三、评价模型在整个 tfrecord 正确率

注意事项

1.BATCH_SIZE 自行设置，根据自己的想法与电脑配置设置
2.CAPACITY 自己设置，根据自己的想法与电脑配置设置
3.Turns 的计算时用你验证所使用数据集图片数量除以 BATCH_SIZE 取整
4.每次验证完可能总体错误略有偏差，因为 CAPACITY，BATCH_SIZE 的设置使得处理的轮数取整后可能不能完全遍历，还有队列中可能仍存在一些，自行摸索 CAPACITY ，BATCH_SIZE 的设置吧，实在不会，自行百度

为了方便，我用训练时的 tfrecord 进行评估，根据前面两篇大家可以自行将验证集图像转化成 tfrecord 形式进行评估

IMG_W = 224
IMG_H = 224
CAPACITY = 64
BATCH_SIZE = 1000
Turns = int(25000/BATCH_SIZE)

tfrecords_file = './data/dog_vs_cat.tfrecords'
def evaluate_tfrecord_all_image():
  
  tf.reset_default_graph()
  test_batch, test_label_batch = read_and_decode(tfrecords_file, batch_size=BATCH_SIZE, capacity=CAPACITY)

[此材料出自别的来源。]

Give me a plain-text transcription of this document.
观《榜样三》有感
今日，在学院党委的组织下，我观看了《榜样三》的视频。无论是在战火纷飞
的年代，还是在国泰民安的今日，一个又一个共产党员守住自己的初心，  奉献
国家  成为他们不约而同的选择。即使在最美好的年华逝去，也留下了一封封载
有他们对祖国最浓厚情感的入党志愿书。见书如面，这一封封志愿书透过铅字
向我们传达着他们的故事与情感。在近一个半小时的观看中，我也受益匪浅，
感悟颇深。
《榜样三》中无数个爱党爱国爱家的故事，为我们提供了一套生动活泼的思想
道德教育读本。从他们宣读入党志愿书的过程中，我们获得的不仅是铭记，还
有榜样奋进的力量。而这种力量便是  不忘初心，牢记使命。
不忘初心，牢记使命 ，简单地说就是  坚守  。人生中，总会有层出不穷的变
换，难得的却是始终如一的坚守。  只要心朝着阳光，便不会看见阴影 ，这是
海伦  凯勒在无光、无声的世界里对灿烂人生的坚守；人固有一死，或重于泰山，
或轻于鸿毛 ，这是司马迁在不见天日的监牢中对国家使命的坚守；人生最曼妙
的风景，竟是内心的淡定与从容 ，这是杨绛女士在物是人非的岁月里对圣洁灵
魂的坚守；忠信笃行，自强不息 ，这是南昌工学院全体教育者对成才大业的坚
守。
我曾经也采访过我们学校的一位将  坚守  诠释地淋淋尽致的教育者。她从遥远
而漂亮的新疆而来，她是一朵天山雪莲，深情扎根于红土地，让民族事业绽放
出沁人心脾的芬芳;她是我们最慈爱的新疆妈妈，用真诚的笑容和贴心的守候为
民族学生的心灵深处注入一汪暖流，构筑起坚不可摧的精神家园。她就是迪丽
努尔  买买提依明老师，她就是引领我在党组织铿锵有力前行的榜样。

  logits = inference(test_batch, BATCH_SIZE, N_CLASSES)
  testloss = losses(logits, test_label_batch) 
  testacc = evaluation(logits, test_label_batch)
  
  logs_train_dir = './training/'
  saver = tf.train.Saver()
  sess = tf.Session() 
  coord = tf.train.Coordinator()
  threads = tf.train.start_queue_runners(sess=sess, coord=coord)

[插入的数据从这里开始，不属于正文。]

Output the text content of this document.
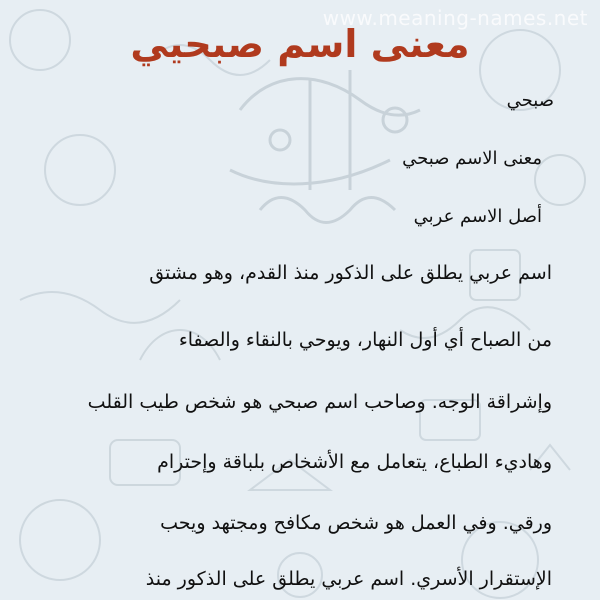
www.meaning-names.net
معنى اسم صبحيي
صبحي
معنى الاسم صبحي
أصل الاسم عربي
اسم عربي يطلق على الذكور منذ القدم، وهو مشتق
من الصباح أي أول النهار، ويوحي بالنقاء والصفاء
وإشراقة الوجه. وصاحب اسم صبحي هو شخص طيب القلب
وهاديء الطباع، يتعامل مع الأشخاص بلباقة وإحترام
ورقي. وفي العمل هو شخص مكافح ومجتهد ويحب
الإستقرار الأسري. اسم عربي يطلق على الذكور منذ
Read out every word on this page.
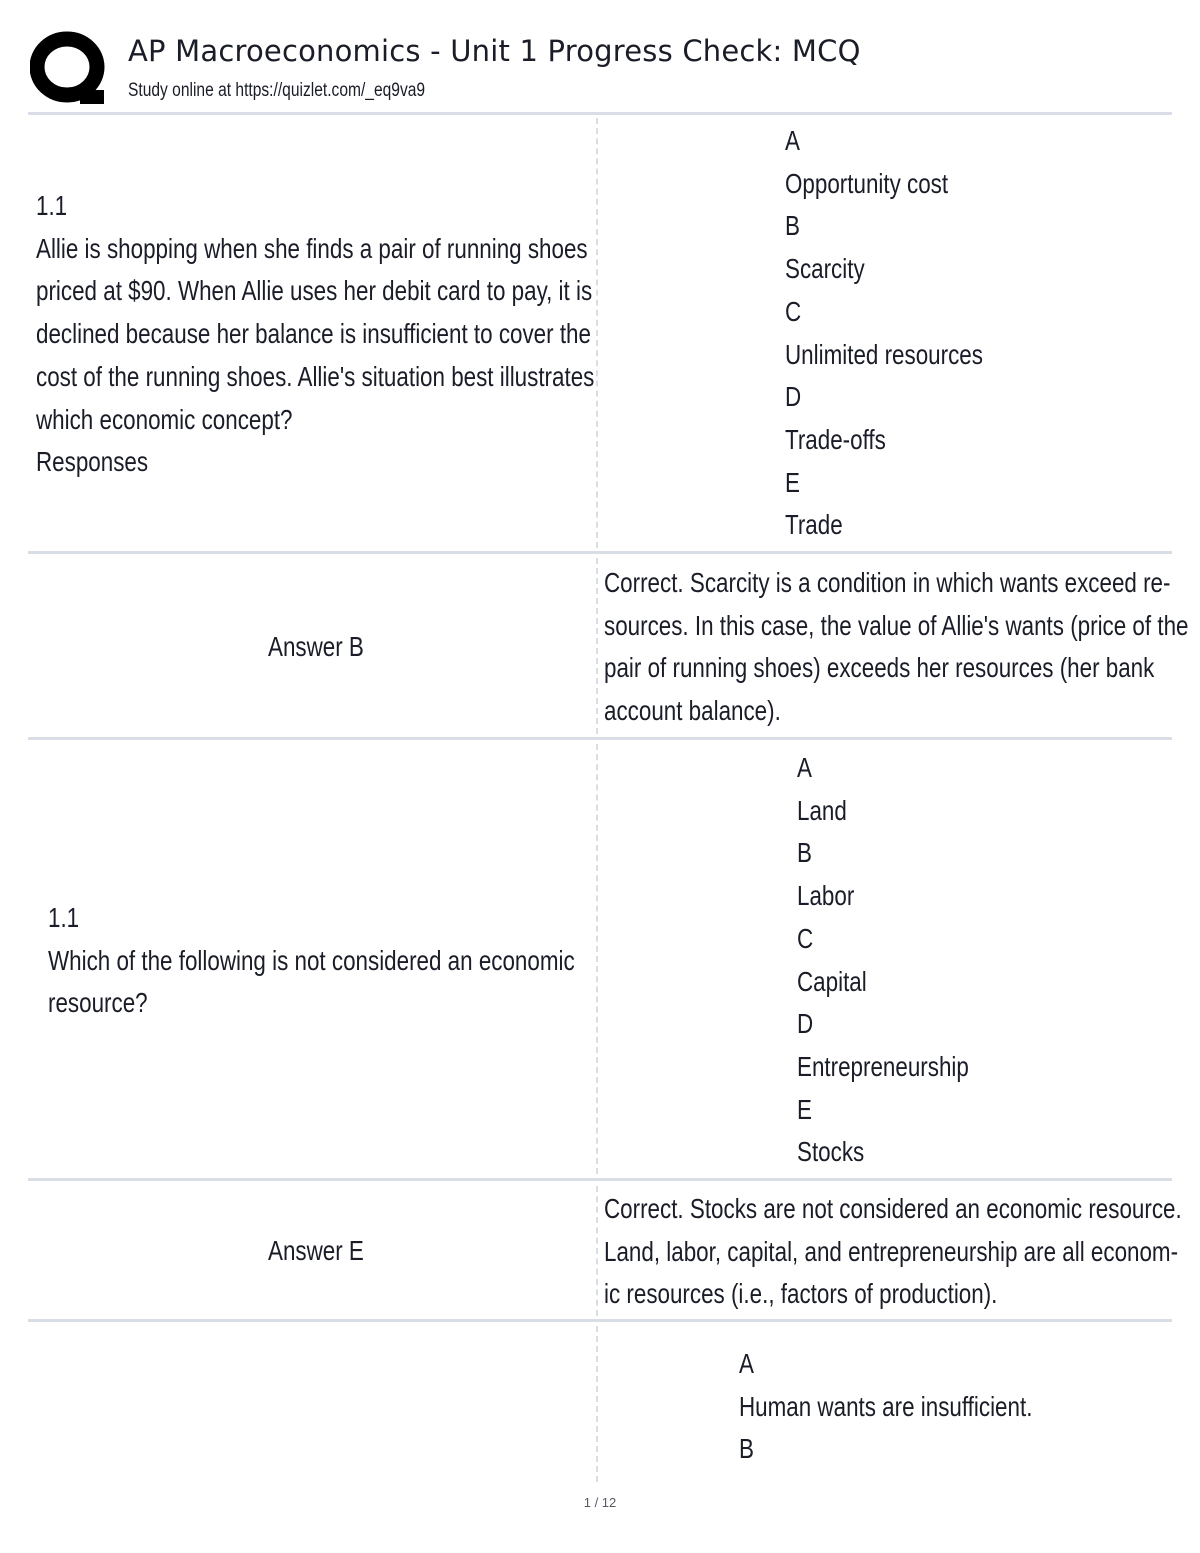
AP Macroeconomics - Unit 1 Progress Check: MCQ
Study online at https://quizlet.com/_eq9va9
1.1
Allie is shopping when she finds a pair of running shoes
priced at $90. When Allie uses her debit card to pay, it is
declined because her balance is insufficient to cover the
cost of the running shoes. Allie's situation best illustrates
which economic concept?
Responses
A
Opportunity cost
B
Scarcity
C
Unlimited resources
D
Trade-offs
E
Trade
Answer B
Correct. Scarcity is a condition in which wants exceed re-
sources. In this case, the value of Allie's wants (price of the
pair of running shoes) exceeds her resources (her bank
account balance).
1.1
Which of the following is not considered an economic
resource?
A
Land
B
Labor
C
Capital
D
Entrepreneurship
E
Stocks
Answer E
Correct. Stocks are not considered an economic resource.
Land, labor, capital, and entrepreneurship are all econom-
ic resources (i.e., factors of production).
A
Human wants are insufficient.
B
1 / 12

  print("Reading checkpoints...")
  ckpt = tf.train.get_checkpoint_state(logs_train_dir)
  if ckpt and ckpt.model_checkpoint_path:
    global_step = ckpt.model_checkpoint_path.split('/')[-1].split('-')[-1]
    saver.restore(sess, ckpt.model_checkpoint_path)
    print('Loading success, global_step is %s' % global_step)
  else:
    print('No checkpoint file found')
  wrong_sum = 0
  for i in range(Turns):    
    print('INFO:The {} batch has been dealt'.format(i + 1))
    test_loss,test_acc = sess.run([testloss,testacc])
    print('The model\'s loss is %.2f' %test_loss)
    correct = int(BATCH_SIZE*test_acc)
    print('Correct : %d' % correct)
    wrong = BATCH_SIZE - correct
    wrong_sum += wrong
    print('Wrong : %d' % wrong)
    print('The accuracy in the batch is %.2f%%' %(test_acc*100.0))
  total_accuracy = (25000.0-wrong_sum)/25000.0
  print('------------------*******------------------')
  print('INFO:{} images are detected wrong'.format(wrong_sum))
  print('INFO:The eval file accuracy is {:4}%'.format(total_accuracy*100))
  coord.request_stop()
  coord.join(threads)

实际效果如下，在整个 25000 张图中，错误为 318，整体正确率大概在为98.73%

当然有的读者喜欢使用原图，或者已经使用原图进行训练，那么原图验证如下，当然运行起来确实慢了不少，tfrecord 模式全部验证完，可能原图一个 batch 还没跑完，最终显示有 592 张不同，为何结果不一样，参照上述

IMG_W = 224
IMG_H = 224
CAPACITY = 64
BATCH_SIZE = 1000
Turns = int(25000/BATCH_SIZE)


def evaluate_all_image():
  
  tf.reset_default_graph()
  
  test_dir = './data/train1/'
  N_CLASSES = 2
  test, test_label = get_files(test_dir)
  IMAGES_NUM = len(test_label)
  print('There are %d test images totally..' % IMAGES_NUM)
  test_batch, test_label_batch = get_batch(test,
                        test_label,
                        IMG_W,
                        IMG_H,
                        BATCH_SIZE, 
                        CAPACITY)

  logits = inference(test_batch, BATCH_SIZE, N_CLASSES)
  testloss = losses(logits, test_label_batch) 
  testacc = evaluation(logits, test_label_batch)
  
  logs_train_dir = './training/'
  saver = tf.train.Saver()
  sess = tf.Session()
  coord = tf.train.Coordinator()
  threads = tf.train.start_queue_runners(sess=sess, coord=coord)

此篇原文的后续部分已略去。